On an optimistic note, Sterne Agee gaming analyst David Bain said things should look up from here, one step at a time. “We continue to expect February gross gaming revenue growth results to mark the bottom with March ending second to February in terms of growth,” Bain told the Review-Journal. “In other words, March growth should be less bad than February, and April less bad from March.”
As a sign of the contraction in Macau, market-leading SJM Holdings Ltd. saw a 12.7 percent drop in profits for all of 2014to HKD6,731 million, the operator revealed in a press release.
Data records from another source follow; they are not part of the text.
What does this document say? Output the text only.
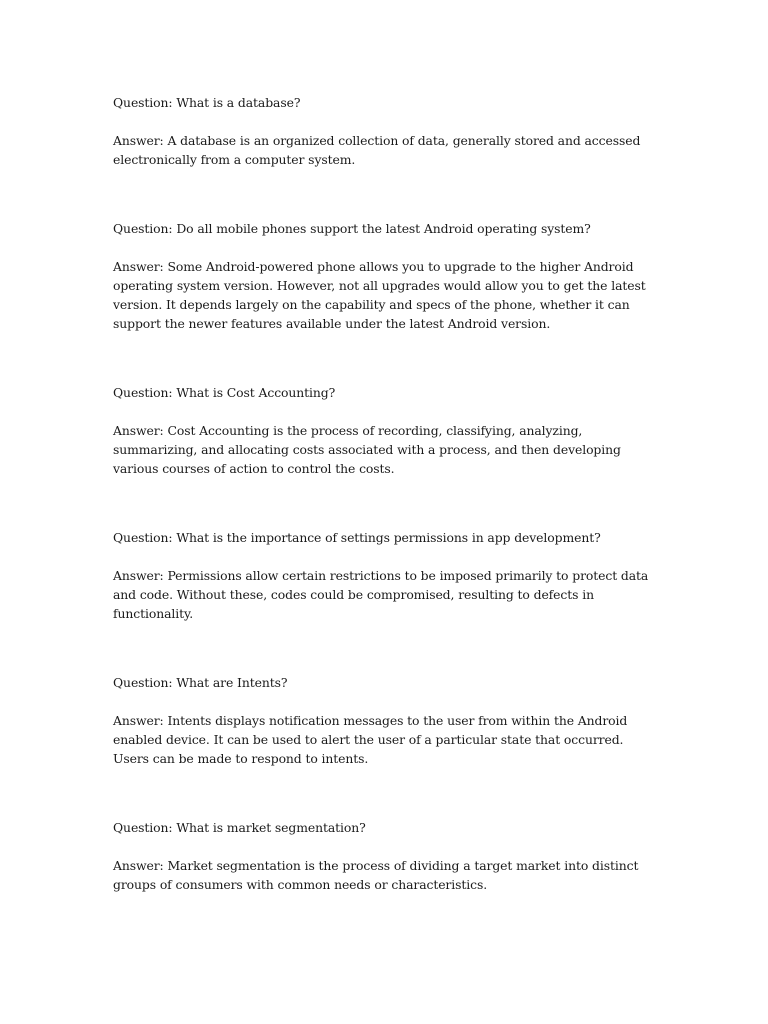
Question: What is a database?

Answer: A database is an organized collection of data, generally stored and accessed electronically from a computer system.

Question: Do all mobile phones support the latest Android operating system?

Answer: Some Android-powered phone allows you to upgrade to the higher Android operating system version. However, not all upgrades would allow you to get the latest version. It depends largely on the capability and specs of the phone, whether it can support the newer features available under the latest Android version.

Question: What is Cost Accounting?

Answer: Cost Accounting is the process of recording, classifying, analyzing, summarizing, and allocating costs associated with a process, and then developing various courses of action to control the costs.

Question: What is the importance of settings permissions in app development?

Answer: Permissions allow certain restrictions to be imposed primarily to protect data and code. Without these, codes could be compromised, resulting to defects in functionality.

Question: What are Intents?

Answer: Intents displays notification messages to the user from within the Android enabled device. It can be used to alert the user of a particular state that occurred. Users can be made to respond to intents.

Question: What is market segmentation?

Answer: Market segmentation is the process of dividing a target market into distinct groups of consumers with common needs or characteristics.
SJM said that the adjusted EBITDA of the group decreased by 10.5 percent to HKD7,763 million, with revenues down 8.8 percent year-on-year over 2013. That decline was more than three times the industry average, reported the Macau Business Daily.
It was “a challenging time for Macau’s gaming industry, particularly the second half,” said SJM Holdings’ CEO, Ambrose So. “Nevertheless, the efforts of our team and the appeal of our products enabled SJM to maintain the number one position in our industry as well as to make significant progress in construction of the Lisboa Palace on Cotai.”
He added that the new resort will cost millions more than originally expected. In early 2014, SJM estimated the Lisboa Palace would cost HK$25 billion. It has now revised the figure to HK$30 billion (US$3.9 billion).